Allow necessary freedom and independence to all publicly held companies so that they can restructure and become more efficient and more competitive. There is no direct relationship between ownership and efficiency, and publicly held companies can be as efficient as, or more efficient than their private competitors. British Airways between 1981 and 1987 (before it was privatised) and Ethiopian Airlines are good examples.
Eliminate politician’s involvement in commercial decisions, if necessary, by legislation.
Appoint able and experienced leaders (Chairpersons, Chief Executives, and Board members), require them to come up with a turnaround plan, and leave them to it.
Remunerate the leaders of the publicly held companies in the same way as their counterparts in the private sector. This is a big issue in the UK. Any reasonably high pay to senior executives of publicly held organisations, like the BBC, the NHS, Local Government or the Civil Service attracts huge indignation especially from the right-wing press. On the other hand, tens of millions of pounds paid to executives in the private sector, either as salary, bonus or dividends is barely mentioned except by some on the left of British politics and the unions. This has led to a brain drain from the public sector to the private sector.

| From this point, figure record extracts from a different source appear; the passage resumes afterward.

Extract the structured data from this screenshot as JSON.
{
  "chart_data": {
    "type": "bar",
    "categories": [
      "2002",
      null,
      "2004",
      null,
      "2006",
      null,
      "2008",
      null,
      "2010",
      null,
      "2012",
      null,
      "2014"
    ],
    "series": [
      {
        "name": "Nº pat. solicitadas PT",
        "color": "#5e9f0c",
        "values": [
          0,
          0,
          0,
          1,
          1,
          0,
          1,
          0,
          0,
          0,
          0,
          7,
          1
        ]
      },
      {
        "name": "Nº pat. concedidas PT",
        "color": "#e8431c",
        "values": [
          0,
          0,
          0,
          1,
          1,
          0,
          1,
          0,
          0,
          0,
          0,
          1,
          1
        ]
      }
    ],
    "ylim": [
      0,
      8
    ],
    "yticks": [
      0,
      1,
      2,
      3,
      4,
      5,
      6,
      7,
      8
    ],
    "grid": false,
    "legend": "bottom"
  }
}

Develop the necessary regulatory framework and build essential institutions: strong and independent financial reporting and auditing framework, strong and adequately staffed financial institutions, training institutions which should produce the necessary expertise and leadership, an up to date company law/ legal structure, employment laws protecting workers rights, an independent judiciary and a stock exchange. Allow enough time to do it properly
At the end of the above process which could take 3-5 years, decide on each company: The decision could be one of the following:
keep in public hands
Keep in public hands but open the market for the private sector
Part-privatisation
Whole privatisation
Public Private partnership, or
a combination of any of the above.
The government should also consider holding a Golden Share.